In the grand scheme of things, it’s fairly trivial. It won’t have long-term negative repercussions, nor am I likely to even regret it.
I checked out a book. One of the benefits of having an office located in a public library is that I have tens of thousands of books at my fingertips. One of the perils of that location is the same.
So, while walking through the main floor of the library, I glanced -- with no intent of stopping -- at the new fiction shelf. There in the Express section was the new John Sandford mystery, Holy Ghost. I stopped, looked at it for a moment, thought about walking away, and then picked it up and checked it out.

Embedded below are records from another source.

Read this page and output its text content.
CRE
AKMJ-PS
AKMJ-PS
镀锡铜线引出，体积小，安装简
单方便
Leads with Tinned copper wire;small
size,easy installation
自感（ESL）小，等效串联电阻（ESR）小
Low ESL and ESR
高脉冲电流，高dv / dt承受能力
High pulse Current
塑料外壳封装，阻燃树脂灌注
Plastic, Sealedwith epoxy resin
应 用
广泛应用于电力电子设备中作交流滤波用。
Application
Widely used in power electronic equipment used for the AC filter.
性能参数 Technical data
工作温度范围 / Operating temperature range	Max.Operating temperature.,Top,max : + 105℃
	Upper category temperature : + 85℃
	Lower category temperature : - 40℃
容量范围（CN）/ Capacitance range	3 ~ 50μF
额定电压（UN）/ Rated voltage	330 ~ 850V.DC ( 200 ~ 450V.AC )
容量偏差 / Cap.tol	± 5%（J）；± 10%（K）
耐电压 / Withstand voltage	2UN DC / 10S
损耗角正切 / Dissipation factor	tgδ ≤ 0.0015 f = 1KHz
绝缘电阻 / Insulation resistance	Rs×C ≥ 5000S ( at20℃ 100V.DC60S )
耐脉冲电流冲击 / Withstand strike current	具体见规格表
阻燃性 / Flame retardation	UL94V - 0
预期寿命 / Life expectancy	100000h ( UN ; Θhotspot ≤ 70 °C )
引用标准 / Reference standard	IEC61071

As I have mentioned here several times already, I’m in the middle of many books. I whittled the list when I finished the Shaun Bythell book, but then immediately added to it by picking up Tribe by Sebastian Junger, which is the latest pick from my book club. It’s short -- 136 pages without the index -- so I knew that would be a quick read that wouldn’t detract much from the other things I’m reading.
But now, those other books will suffer, for once I start a Sandford, it becomes a bit all consuming. 
I started reading Sandford in 2002 when he visited Iowa City to read from his work. I was assigned to interview him for the newspaper. I’m a mystery buff, but had never read him. So, to prepare, I read what was then the latest in his “Prey” series, Chosen Prey, then went back and read the first, Rules of Prey. I was hooked. He is an Iowa native, even graduated from the University of Iowa with a journalism degree, as did I, so I should have been pre-disposed to follow him. I suppose his wild success made me steer clear. If that many people read him, my counter-intuitive thought process deduced, could he possibly be good? He is; the masses got it right for a change.
I read four more of his books that year and have read at least one in every year since, occasionally dipping into his back catalog to catch up to where I started. In 2008, Sandford added a second long-term series, following Minnesota state policeman Virgil Flowers. He didn’t stop writing his Lucas Davenport “Prey” books, meaning he was publishing a new book about every six months. Another favorite, Michael Connelly, has done likewise, meaning I have four books a year to read just to keep up with the two of them. It’s a pleasure to do so, but it does mean less time to explore the work of other writers.
This latest from Sandford is a Flowers novel. In some ways I like them better than the Davenports. They are a bit lighter in tone, the protagonist a bit more likable at this point. I usually breeze through one in two or three days, which means I might not crack open many of those other books on my stack until the weekend.
Ultimately, it was my impatience and lack of will power that did me in. I’m no. 17 on the hold list for the book, meaning I probably would get it toward the end of the year. The prospect of waiting that long, when there was a copy right in front of me, was too much to bear. Sorry other books. I’ll get to you in good time.
Books cited:
Holy Ghost, Chosen Prey, Rules of Prey, John Sandford; Tribe, Sebastian Junger.